Baked Salmon with Asparagus and Yogurt Dill Sauce -a simple, EASY sheet-pan dinner that comes together in under 30 minutes.
Dilly Yogurt Sauce
Preheat oven to 375F
Trim the tough ends off the asparagus and toss with a light drizzle of olive oil, sprinkle with salt and pepper to taste. Place on a parchment-lined sheet pan.
Nestle the salmon in the middle of the asparagus and drizzle with olive oil, sprinkle with salt and pepper and sprinkle the salmon and asparagus with lemon zest from ½ a lemon ( saving the remaining zest for the sauce).

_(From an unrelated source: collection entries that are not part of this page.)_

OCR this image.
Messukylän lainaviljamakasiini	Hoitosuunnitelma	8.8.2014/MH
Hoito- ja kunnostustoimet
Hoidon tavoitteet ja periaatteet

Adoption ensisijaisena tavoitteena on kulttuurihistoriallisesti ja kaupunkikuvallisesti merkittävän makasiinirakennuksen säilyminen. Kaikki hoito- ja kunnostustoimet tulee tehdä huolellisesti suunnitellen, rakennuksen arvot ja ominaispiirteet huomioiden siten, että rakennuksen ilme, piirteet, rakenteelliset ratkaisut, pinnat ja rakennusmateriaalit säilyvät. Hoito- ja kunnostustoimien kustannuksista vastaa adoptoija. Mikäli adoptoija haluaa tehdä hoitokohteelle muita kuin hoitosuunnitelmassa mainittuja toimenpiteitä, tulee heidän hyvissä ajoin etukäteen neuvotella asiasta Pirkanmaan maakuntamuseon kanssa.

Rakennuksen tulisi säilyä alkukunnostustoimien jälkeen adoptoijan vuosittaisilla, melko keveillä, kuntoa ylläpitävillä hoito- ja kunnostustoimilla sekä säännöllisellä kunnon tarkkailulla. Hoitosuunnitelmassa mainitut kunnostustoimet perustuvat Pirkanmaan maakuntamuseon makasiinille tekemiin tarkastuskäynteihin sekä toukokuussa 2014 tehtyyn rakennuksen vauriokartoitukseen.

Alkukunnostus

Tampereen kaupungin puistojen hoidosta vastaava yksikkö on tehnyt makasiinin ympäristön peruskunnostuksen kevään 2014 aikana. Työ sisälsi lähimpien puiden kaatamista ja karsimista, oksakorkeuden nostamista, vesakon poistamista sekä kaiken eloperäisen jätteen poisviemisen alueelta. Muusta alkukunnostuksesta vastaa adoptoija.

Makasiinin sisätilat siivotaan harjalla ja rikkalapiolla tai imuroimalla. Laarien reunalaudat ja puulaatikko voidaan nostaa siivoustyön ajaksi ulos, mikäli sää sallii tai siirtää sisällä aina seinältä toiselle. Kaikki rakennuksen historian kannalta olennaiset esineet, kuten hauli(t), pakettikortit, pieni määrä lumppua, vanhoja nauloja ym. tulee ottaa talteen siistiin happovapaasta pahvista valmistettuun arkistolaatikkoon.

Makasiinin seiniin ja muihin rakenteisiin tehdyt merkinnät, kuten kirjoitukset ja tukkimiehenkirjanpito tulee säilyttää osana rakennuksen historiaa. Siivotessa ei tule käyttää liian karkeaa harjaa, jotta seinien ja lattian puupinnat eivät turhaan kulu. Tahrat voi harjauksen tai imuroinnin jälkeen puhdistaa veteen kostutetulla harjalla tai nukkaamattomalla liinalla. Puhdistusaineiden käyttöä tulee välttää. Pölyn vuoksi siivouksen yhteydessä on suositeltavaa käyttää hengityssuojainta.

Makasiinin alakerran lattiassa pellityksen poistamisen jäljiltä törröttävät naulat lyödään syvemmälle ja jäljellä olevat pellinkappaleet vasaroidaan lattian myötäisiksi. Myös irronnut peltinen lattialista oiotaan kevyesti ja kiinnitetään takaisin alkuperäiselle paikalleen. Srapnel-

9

Place in the preheated 375F oven for 16-20 minutes, adjusting time, depending on thickness of the salmon, and broiling for the last couple minutes if you like. (This piece was 1 ½ inches thick and took 16 minutes, plus 2 minute broil) for salmon cooked to medium. If cooking smaller salmon pieces, they may take less time, so check earlier and remove if needed, allowing asparagus to cook longer if necessary.
Wild King Salmon is a nice option here because it has a higher oil content which means it won’t dry out as easily if overcooked. The redder the salmon, the less the oil content – and the easier it is to overcook.